Reputacja: 1 Arvelus ma wspaniałą reputacjęArvelus ma wspaniałą reputacjęArvelus ma wspaniałą reputacjęArvelus ma wspaniałą reputacjęArvelus ma wspaniałą reputacjęArvelus ma wspaniałą reputacjęArvelus ma wspaniałą reputacjęArvelus ma wspaniałą reputacjęArvelus ma wspaniałą reputacjęArvelus ma wspaniałą reputacjęArvelus ma wspaniałą reputację
-Aaleee... fajne- tylko tyle wykrztusił Piotrek nim dotknął.. czegoś. Błekitne, pulsujące... jakby przeźroczyste.

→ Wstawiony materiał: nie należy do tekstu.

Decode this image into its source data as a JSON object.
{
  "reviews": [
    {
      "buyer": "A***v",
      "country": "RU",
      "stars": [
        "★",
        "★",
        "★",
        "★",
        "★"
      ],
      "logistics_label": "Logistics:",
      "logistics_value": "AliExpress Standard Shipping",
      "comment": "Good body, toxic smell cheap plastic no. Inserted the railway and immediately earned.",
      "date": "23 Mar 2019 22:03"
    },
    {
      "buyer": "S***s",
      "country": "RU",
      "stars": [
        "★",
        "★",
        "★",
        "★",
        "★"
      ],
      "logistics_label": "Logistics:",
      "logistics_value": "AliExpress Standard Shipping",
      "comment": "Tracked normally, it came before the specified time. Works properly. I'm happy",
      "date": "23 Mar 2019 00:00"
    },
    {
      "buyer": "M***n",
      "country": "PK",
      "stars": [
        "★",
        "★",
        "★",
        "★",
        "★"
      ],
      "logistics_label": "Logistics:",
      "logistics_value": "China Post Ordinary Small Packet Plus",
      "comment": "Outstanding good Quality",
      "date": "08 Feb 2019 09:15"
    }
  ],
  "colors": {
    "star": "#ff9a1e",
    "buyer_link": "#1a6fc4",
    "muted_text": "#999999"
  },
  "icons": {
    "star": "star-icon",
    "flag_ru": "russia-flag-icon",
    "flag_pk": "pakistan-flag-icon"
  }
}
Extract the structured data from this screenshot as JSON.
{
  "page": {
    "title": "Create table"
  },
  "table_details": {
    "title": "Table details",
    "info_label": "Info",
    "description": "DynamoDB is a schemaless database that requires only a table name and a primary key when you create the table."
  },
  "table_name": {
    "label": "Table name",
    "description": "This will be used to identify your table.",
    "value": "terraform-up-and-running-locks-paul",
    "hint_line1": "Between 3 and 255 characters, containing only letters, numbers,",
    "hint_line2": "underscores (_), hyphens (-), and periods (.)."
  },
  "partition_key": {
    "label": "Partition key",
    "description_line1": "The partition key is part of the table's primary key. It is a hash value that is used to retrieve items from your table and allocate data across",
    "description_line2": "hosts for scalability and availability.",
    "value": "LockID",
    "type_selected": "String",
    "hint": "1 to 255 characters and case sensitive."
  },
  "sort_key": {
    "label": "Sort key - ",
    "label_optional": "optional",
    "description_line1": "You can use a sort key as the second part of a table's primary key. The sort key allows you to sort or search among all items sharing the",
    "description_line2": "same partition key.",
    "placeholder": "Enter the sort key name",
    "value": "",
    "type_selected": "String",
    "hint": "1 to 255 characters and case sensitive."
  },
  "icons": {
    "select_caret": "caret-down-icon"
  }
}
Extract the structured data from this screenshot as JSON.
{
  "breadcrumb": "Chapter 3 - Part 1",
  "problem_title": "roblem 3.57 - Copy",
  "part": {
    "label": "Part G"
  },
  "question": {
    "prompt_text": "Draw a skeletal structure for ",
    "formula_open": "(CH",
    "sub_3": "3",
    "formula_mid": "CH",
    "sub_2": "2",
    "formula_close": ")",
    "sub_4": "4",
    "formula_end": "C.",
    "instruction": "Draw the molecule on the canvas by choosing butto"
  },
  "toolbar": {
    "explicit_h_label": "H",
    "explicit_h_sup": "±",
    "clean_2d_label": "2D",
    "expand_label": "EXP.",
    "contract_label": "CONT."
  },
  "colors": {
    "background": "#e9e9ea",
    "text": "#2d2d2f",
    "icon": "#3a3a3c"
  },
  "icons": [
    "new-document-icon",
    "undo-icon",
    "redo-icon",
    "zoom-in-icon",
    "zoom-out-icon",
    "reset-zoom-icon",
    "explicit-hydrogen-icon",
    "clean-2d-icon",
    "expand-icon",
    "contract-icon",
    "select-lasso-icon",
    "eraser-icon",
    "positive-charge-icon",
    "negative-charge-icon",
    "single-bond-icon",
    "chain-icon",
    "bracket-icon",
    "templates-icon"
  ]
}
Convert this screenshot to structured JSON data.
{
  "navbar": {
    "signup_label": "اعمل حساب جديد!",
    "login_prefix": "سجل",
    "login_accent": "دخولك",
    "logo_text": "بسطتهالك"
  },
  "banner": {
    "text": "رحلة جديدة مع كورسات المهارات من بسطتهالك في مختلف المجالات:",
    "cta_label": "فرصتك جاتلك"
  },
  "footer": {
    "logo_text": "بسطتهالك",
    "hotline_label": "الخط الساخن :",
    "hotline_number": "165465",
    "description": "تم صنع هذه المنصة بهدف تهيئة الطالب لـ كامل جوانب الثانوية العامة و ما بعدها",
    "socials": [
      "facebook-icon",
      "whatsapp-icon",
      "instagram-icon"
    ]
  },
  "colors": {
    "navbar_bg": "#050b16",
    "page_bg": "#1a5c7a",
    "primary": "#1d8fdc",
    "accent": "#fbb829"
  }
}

Może jest z wody? Chciał sprawdzić czy jest mokre i nagle... sruu... Zmarszczył brwi zastanawiając się czy to nie było brzydkie słowo. Ale stwierdził, że jego myśli i tak nikt nie czyta więc nie ma się czym martwić... Ale zaraz... zasnął? Chyba tak skoro znalazł się w lesie, a był w piwnicy... ale kiedy? Przecież wcale ni był zmęczony... i co tu robi reszta? Mama mówiła, że nie ma wspólnych snów. Może to tylko jego wyobraźnia?
Z zamyślenie wyciągnęło go syknięcie Tomka gdy Justynka go uszczypnęła... Potem nadbiegły... jakieśą włochate cosie

-Ja dziwoląg?! Ja dziwoląg?! Ja ci dam dziwoląga...- zakrzyknął naciągając na procy kamyczek wielkości pół kciuka. Zamkną jedno oko celują i strzelił. Jednak pocisk poleciał do nieba, bo najmłodszy z rodu Sikora stracił koncentrację, gdy inny wskoczył mu na stopę. Ze złością machną nogą posyłając pseudo-ptaka w jego pierwszy lot zakończony w koronie drzewa
-No!
Wtedy nadleciał kruk. Już prawie go zestrzelił, ale zaczął krążyć wokół Justynki... Tomek mówił by nie strzelać w kierunku ludzi bo można zrobić im krzywdę... z zawodem opuścił procę i schował okrągły kamyczek do woreczka przy pasku. Rozwiązał z pasa czarną bluzę Pitbula i założył ją na siebie, bo zaczynało się robić chłodno, a mama zawsze kazała zakładać bluzę pod wieczór. Nie chciał by była zła...

* * *

Piotrek wzniósł w górę palec, co uświadomiło wszystkim, że zaraz zacznie się mądrzyć
-Tomek ma kolegę albinosa. Taki strasznie strasznie blady, z białymi włosami i strasznymi oczami... tylko czemu on chce byśmy się z nim spotkali? Nie znam go... mama zabrania się spotykać z obcymi... Ale ale... tam jest plaża! Uwielbiam plaże! Ostatnio byliśmy w wakacje na Helu. Fale były większe niż ja! Chodźmy tam!